Monitoring Head Movement in a Brain PET Scanner
Machiel Kolstein, Mokhtar Chmeissani, Andreu Pacheco
TL;DR
Head motion degrades brain PET image quality, especially during long acquisitions. The authors propose CrowN@22, a monitoring system using six $^{22}$Na point sources in two crown-like rings to tag triple coincidences (two 511 keV gammas plus a 1274 keV gamma), enabling precise tracking of head movement with minimal brain-background interference. Through Geant4-based simulations of a dedicated brain PET scanner, they show sub-degree angular accuracy ($<0.3^{\circ}$) and sub-millimeter spatial accuracy at a 1 Hz sampling rate, robust to crystal size, energy resolution, and axial shifts. The approach offers a practical, noninvasive fiducial for motion correction and CT-PET co-registration, potentially improving attenuation correction and image fidelity in clinical brain PET, with pathways toward prototype development.
Abstract
When acquiring PET images, body motions are unavoidable, given that the acquisition time could last 10-20 minutes or more. These motions can seriously deteriorate the quality of the final image at the level of image reconstruction and attenuation corrections. Movements can have rhythmic patterns, related to respiratory or cardiac motions, or they can be abrupt reflexive actions caused by the patient's discomfort. Many approaches, software and hardware, have been developed to mitigate this problem where each approach has its own advantages and disadvantages. In this work we present a simulation study of a head monitoring device, named CrowN@22, intended to be used in conjunction with a dedicated brain PET scanner.

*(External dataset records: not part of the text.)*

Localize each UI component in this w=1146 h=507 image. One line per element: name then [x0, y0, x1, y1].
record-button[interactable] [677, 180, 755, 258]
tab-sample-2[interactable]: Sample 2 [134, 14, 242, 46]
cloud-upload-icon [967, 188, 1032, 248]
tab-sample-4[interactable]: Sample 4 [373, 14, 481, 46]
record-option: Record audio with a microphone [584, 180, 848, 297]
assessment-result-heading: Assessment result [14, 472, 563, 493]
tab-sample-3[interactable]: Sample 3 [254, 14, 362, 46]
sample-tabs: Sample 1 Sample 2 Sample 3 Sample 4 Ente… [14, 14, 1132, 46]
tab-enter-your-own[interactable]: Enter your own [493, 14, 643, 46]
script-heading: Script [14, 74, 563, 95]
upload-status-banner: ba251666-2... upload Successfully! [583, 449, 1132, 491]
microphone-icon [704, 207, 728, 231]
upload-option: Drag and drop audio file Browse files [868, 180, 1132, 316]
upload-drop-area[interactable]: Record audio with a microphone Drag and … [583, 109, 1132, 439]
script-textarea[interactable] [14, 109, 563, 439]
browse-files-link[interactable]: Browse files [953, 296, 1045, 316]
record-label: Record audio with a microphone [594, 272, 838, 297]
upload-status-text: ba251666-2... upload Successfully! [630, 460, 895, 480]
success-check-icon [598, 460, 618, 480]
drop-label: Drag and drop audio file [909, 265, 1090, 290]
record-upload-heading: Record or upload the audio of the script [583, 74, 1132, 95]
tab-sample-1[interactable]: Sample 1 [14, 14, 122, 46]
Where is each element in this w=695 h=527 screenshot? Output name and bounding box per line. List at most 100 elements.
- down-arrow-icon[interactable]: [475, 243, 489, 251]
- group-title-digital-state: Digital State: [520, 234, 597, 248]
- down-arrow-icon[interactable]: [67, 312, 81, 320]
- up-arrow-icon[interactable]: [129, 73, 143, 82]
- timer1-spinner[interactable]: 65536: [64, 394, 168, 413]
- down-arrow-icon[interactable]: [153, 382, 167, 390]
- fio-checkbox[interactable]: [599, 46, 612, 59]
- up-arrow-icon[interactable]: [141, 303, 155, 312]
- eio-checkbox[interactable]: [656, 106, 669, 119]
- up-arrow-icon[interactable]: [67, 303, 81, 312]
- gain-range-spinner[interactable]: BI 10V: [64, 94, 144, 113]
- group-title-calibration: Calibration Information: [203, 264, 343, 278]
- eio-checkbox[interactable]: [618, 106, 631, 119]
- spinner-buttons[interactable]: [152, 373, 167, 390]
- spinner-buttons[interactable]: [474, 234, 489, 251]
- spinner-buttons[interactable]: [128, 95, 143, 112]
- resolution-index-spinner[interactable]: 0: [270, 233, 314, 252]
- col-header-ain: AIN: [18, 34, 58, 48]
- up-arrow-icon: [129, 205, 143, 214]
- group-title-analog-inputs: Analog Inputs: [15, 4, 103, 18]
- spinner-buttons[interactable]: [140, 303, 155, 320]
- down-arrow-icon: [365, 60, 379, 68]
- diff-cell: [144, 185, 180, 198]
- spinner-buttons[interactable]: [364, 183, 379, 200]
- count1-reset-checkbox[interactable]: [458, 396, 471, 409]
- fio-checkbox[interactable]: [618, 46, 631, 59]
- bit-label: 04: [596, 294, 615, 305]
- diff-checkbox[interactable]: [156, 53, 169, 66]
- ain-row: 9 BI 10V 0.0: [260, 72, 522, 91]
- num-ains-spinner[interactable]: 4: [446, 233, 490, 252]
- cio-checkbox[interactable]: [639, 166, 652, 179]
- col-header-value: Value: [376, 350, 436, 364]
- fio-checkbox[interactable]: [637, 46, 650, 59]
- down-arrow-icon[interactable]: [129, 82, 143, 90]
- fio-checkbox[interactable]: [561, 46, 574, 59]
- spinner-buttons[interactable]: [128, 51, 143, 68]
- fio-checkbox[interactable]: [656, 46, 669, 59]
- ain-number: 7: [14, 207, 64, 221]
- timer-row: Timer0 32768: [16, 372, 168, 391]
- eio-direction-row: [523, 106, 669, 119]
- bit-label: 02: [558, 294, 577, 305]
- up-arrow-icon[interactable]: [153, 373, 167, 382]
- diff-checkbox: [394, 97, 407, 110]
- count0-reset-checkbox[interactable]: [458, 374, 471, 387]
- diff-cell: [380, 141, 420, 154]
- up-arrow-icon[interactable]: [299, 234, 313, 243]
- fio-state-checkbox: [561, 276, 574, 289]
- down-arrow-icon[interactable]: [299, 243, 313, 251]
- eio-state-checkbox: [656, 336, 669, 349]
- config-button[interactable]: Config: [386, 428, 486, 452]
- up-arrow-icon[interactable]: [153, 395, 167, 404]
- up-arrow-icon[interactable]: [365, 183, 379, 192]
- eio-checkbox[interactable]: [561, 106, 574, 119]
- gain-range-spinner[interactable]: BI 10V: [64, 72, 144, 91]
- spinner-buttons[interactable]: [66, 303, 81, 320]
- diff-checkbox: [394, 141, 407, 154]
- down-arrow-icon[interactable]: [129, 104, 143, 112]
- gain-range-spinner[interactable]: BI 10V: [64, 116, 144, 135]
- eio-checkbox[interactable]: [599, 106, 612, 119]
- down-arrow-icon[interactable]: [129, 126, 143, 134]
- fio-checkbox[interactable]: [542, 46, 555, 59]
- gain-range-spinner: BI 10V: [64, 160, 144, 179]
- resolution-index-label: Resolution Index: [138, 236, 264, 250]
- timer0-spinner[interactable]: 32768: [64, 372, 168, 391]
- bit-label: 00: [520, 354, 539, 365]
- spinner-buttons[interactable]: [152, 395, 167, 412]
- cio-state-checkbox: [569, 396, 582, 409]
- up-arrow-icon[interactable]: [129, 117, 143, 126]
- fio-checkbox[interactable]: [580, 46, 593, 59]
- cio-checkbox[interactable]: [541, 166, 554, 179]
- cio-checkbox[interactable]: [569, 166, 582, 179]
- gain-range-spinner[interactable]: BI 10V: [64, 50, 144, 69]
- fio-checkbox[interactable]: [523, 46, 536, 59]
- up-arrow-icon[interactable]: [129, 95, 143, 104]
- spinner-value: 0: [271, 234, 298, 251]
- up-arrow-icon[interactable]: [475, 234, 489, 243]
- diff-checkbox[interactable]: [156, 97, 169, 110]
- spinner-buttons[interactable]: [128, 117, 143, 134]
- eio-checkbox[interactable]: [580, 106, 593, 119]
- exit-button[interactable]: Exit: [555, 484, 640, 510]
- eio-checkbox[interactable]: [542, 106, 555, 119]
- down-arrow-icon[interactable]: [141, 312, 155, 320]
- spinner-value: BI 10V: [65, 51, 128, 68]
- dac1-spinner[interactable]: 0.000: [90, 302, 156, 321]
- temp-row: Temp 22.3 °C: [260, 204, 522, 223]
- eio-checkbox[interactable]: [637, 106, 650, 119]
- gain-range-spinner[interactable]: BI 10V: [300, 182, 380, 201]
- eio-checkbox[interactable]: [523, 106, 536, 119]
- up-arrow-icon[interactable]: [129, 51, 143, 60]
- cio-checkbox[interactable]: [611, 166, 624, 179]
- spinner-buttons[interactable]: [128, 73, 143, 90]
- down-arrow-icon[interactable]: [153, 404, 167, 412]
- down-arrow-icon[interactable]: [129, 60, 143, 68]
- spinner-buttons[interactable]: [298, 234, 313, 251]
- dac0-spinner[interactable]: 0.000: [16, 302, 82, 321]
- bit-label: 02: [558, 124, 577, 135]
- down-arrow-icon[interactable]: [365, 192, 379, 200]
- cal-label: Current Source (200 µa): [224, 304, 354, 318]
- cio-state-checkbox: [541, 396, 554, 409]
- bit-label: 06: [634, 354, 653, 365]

The CrowN@22 device consists of six point sources of non-pure positron emitter isotopes, such as 22Na or 44Sc, mounted in crown-like rings around the head of the patient. The relative positions of the point sources are predefined and their actual position, once mounted, can be reconstructed by tagging the extra 1274 keV photon (in the case of 22Na). These two factors contribute to a superb signal-to-noise ratio, distinguishing between the signal from the 22Na monitor point sources and the background signal from the FDG in the brain. Hence, even with a low activity for the monitor point sources, as low as 10 kBq per point source, in the presence of 75 MBq activity of 18F in the brain, one can detect brain movements with a precision of less than 0.3 degrees, or 0.5 mm, which is of the order of the PET spatial resolution, at a sampling rate of 1 Hz.